Osmotic Components and Properties Associated With Genotypic Differences in Osmoregulation in Wheat

JM Morgan

Australian Journal of Plant Physiology 19(1) 67 - 76
Published: 1992

Abstract

Solutes contributing to genotypic differences in osmoregulation in water-stressed wheat plants were investigated using samples of sap from expanded flag leaves of breeding lines with high and low osmoregulation. The sap samples were collected from leaves using a hand press after freezing and thawing. The leaves were sampled during a period of increasing stress created by withholding water from breeding lines growing in potting mix in the glasshouse. Measurements of potassium, free amino acids, proline, glucose, sucrose and fructose, as well as conductivity and refractive index, were made on the sap. The osmotic potential of the same sap samples was determined with a thermocouple psychrometer both before and after these measurements were made. Separate determinations of osmotic potential were also made on sections of frozen and thawed tissue from the same leaves used for sap samples, but without expressing the sap.

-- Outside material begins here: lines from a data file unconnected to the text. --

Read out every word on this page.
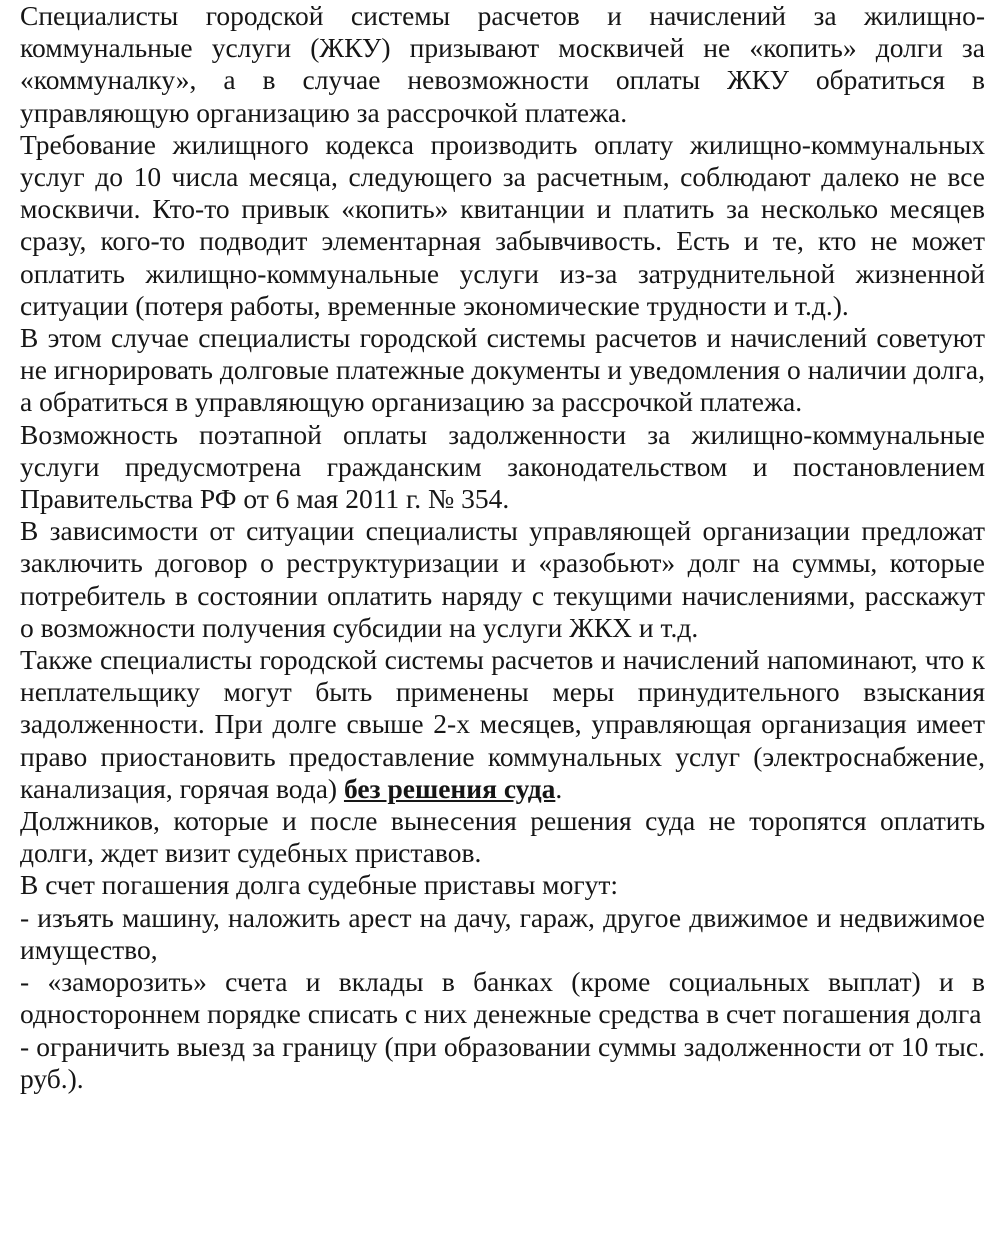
Специалисты городской системы расчетов и начислений за жилищно-коммунальные услуги (ЖКУ) призывают москвичей не «копить» долги за «коммуналку», а в случае невозможности оплаты ЖКУ обратиться в управляющую организацию за рассрочкой платежа.

Требование жилищного кодекса производить оплату жилищно-коммунальных услуг до 10 числа месяца, следующего за расчетным, соблюдают далеко не все москвичи. Кто-то привык «копить» квитанции и платить за несколько месяцев сразу, кого-то подводит элементарная забывчивость. Есть и те, кто не может оплатить жилищно-коммунальные услуги из-за затруднительной жизненной ситуации (потеря работы, временные экономические трудности и т.д.).

В этом случае специалисты городской системы расчетов и начислений советуют не игнорировать долговые платежные документы и уведомления о наличии долга, а обратиться в управляющую организацию за рассрочкой платежа.

Возможность поэтапной оплаты задолженности за жилищно-коммунальные услуги предусмотрена гражданским законодательством и постановлением Правительства РФ от 6 мая 2011 г. № 354.

В зависимости от ситуации специалисты управляющей организации предложат заключить договор о реструктуризации и «разобьют» долг на суммы, которые потребитель в состоянии оплатить наряду с текущими начислениями, расскажут о возможности получения субсидии на услуги ЖКХ и т.д.

Также специалисты городской системы расчетов и начислений напоминают, что к неплательщику могут быть применены меры принудительного взыскания задолженности. При долге свыше 2-х месяцев, управляющая организация имеет право приостановить предоставление коммунальных услуг (электроснабжение, канализация, горячая вода) без решения суда.

Должников, которые и после вынесения решения суда не торопятся оплатить долги, ждет визит судебных приставов.

В счет погашения долга судебные приставы могут:

- изъять машину, наложить арест на дачу, гараж, другое движимое и недвижимое имущество,

- «заморозить» счета и вклады в банках (кроме социальных выплат) и в одностороннем порядке списать с них денежные средства в счет погашения долга

- ограничить выезд за границу (при образовании суммы задолженности от 10 тыс. руб.).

The level of osmoregulation was expressed as the solute accumulation between full and zero turgor. The lines showed either very low (0.18 MPa) or very high (1.35 MPa) levels of solute accumulation. These levels were similar to a single gene effect observed in other lines. High osmoregulation was largely (78%) due to potassium accumulation, with amino acids the only other important contributor (22%). No sugar accumulation was found. The osmotic potential due to the solutes potassium, amino acids and sugars accounted for, on average, 90% of the sap osmotic potential measured with a thermocouple psychrometer. The major components were potassium (42-53%) and amino acids (35-43%). In high lines, increases in the proportion of potassium with increased stress were associated with changes in the relationship between sap osmotic potential and either tissue osmotic potential or that derived from the component solutes. The various methods of measuring osmotic potential and effects on the calculation of solute accumulation are discussed.